Behavioral Economics Puzzles: Kahneman and Tversky's Experiments
In the December issue of the Journal of Economic Literature, RSF author Andrei Shleifer discusses the insights and ideas from Daniel Kahneman's latest book, Thinking, Fast and Slow. Published in 2011, the book summarizes Kahneman's innovative research on decision-making and human rationality; his work with Amos Tversky is widely believed to have played a pivotal role in the rise of behavioral economics. "The broad theme of [Kahneman and Tversky's work] is that human beings are intuitive thinkers and that human intuition is imperfect," Shleifer writes, "with the result that judgments and choices often deviate substantially from the predictions of normative statistical and economic models." He then summarizes prospect theory, heuristics, biases such as loss aversion, and possible future paths for behavioral economics, a relatively novel field that the Russell Sage Foundation has sponsored for more than two decades.
Shleifer also highlights some of Kahneman and Tversky's path-breaking questions and experiments that show part of the human mind to be "nonstatistical, gullible, and heuristic." Try the following puzzle:
An individual has been described by a neighbor as follows: “Steve is very shy and withdrawn, invariably helpful but with very little interest in people or in the world of reality. A meek and tidy soul, he has a need for order and structure, and a passion for detail.” Is Steve more likely to be a librarian or a farmer?
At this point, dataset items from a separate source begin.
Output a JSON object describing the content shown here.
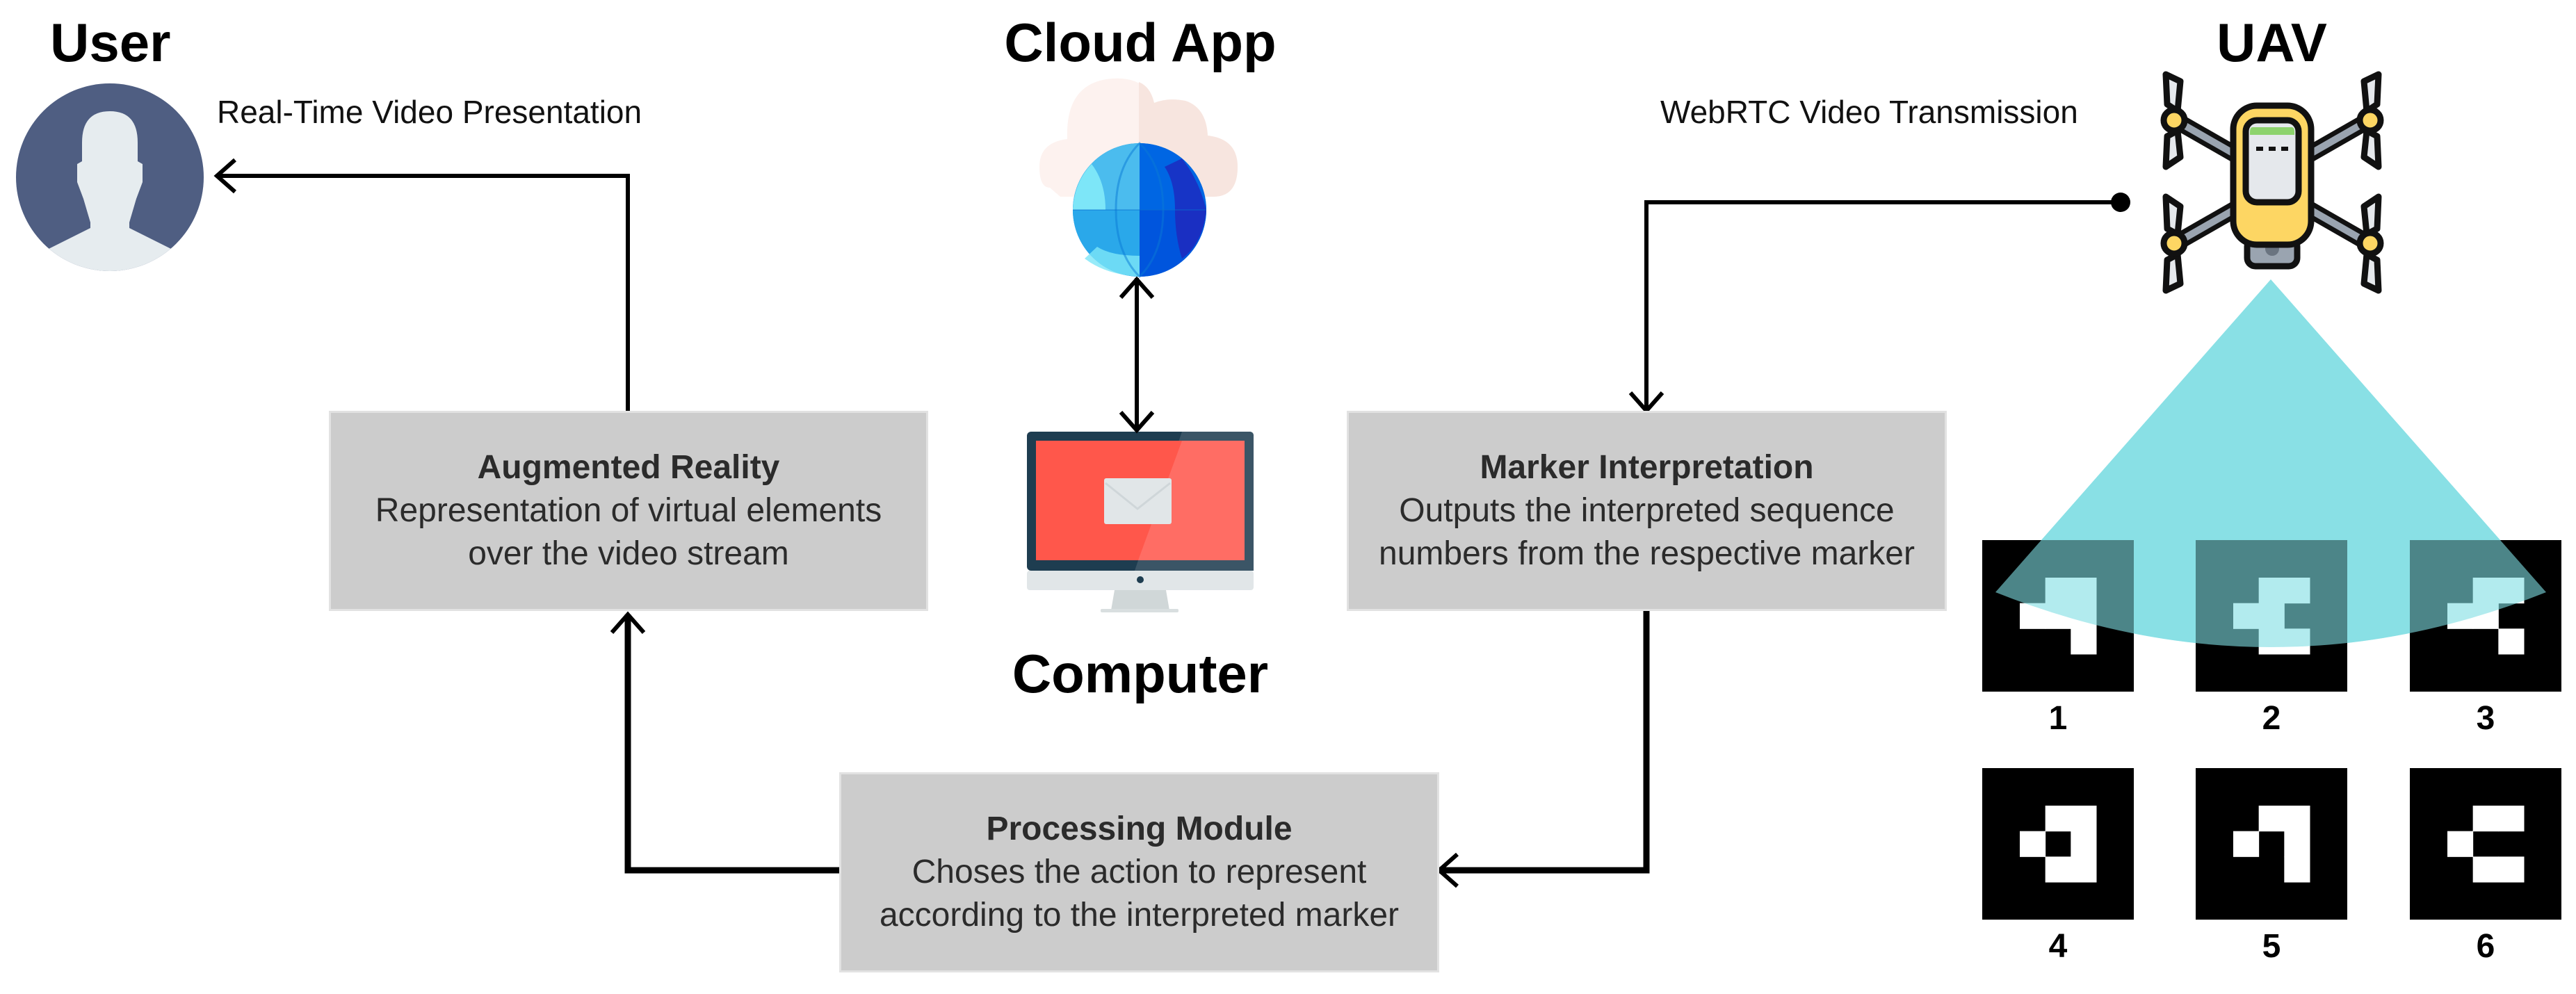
{
  "nodes": {
    "user": {
      "title": "User",
      "icon": "user-avatar-icon"
    },
    "cloud_app": {
      "title": "Cloud App",
      "icon": "cloud-globe-icon"
    },
    "computer": {
      "title": "Computer",
      "icon": "monitor-mail-icon"
    },
    "uav": {
      "title": "UAV",
      "icon": "drone-icon"
    }
  },
  "edges": {
    "real_time_video": "Real-Time Video Presentation",
    "webrtc_video": "WebRTC Video Transmission"
  },
  "boxes": {
    "augmented_reality": {
      "title": "Augmented Reality",
      "lines": [
        "Representation of virtual elements",
        "over the video stream"
      ]
    },
    "marker_interpretation": {
      "title": "Marker Interpretation",
      "lines": [
        "Outputs the interpreted sequence",
        "numbers from the respective marker"
      ]
    },
    "processing_module": {
      "title": "Processing Module",
      "lines": [
        "Choses the action to represent",
        "according to the interpreted marker"
      ]
    }
  },
  "markers": [
    {
      "label": "1",
      "bits": [
        [
          0,
          1,
          1
        ],
        [
          1,
          1,
          1
        ],
        [
          0,
          0,
          1
        ]
      ]
    },
    {
      "label": "2",
      "bits": [
        [
          0,
          1,
          1
        ],
        [
          1,
          1,
          0
        ],
        [
          0,
          1,
          1
        ]
      ]
    },
    {
      "label": "3",
      "bits": [
        [
          0,
          1,
          1
        ],
        [
          1,
          1,
          0
        ],
        [
          0,
          0,
          1
        ]
      ]
    },
    {
      "label": "4",
      "bits": [
        [
          0,
          1,
          1
        ],
        [
          1,
          0,
          1
        ],
        [
          0,
          1,
          1
        ]
      ]
    },
    {
      "label": "5",
      "bits": [
        [
          0,
          1,
          1
        ],
        [
          1,
          0,
          1
        ],
        [
          0,
          0,
          1
        ]
      ]
    },
    {
      "label": "6",
      "bits": [
        [
          0,
          1,
          1
        ],
        [
          1,
          0,
          0
        ],
        [
          0,
          1,
          1
        ]
      ]
    }
  ],
  "colors": {
    "box_fill": "#cccccc",
    "avatar_bg": "#4f5e82",
    "avatar_fg": "#e6ecef",
    "camera_cone": "#7fdde3",
    "screen_red": "#ff574b",
    "drone_yellow": "#fdd663"
  }
}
Shleifer explains the results:
Most people reply quickly that Steve is more likely to be a librarian than a farmer. This is surely because Steve resembles a librarian more than a farmer, and associative
memory quickly creates a picture of Steve in our minds that is very librarian-like. What we do not think of in answering the question is that there are five times as many farmers as librarians in the United States, and that the ratio of male farmers to male librarians is even higher (this certainly did not occur to me when I first read the question many years ago, and does not even occur to me now as I reread it, unless I force myself to remember). The base rates simply do not come to mind and thus prevent an accurate computation and answer, namely that Steve is more likely to be a farmer.
Another celebrated experiment, which Kahneman calls his "most controversial," is known as the 'Linda problem':
Linda is thirty-one years old, single, outspoken, and very bright. She majored in philosophy. As a student, she was deeply concerned with issues of discrimination and social justice, and also participated in anti-nuclear demonstrations...The respondents are asked to rank in order of likelihood various scenarios: Linda is (1) an elementary school teacher, (2) active in the feminist movement, (3) a bank teller, (4) an insurance salesperson, or (5) a bank teller also active in the feminist movement.
Again, here's Shleifer:
The remarkable finding is that (now generations of) respondents deem scenario (5) more likely than scenario (3), even though (5) is a special case of (3). The finding thus violates the most basic laws of probability theory. Not only do many students get the Linda problem wrong, but some object, sometimes passionately, after the correct answer is explained.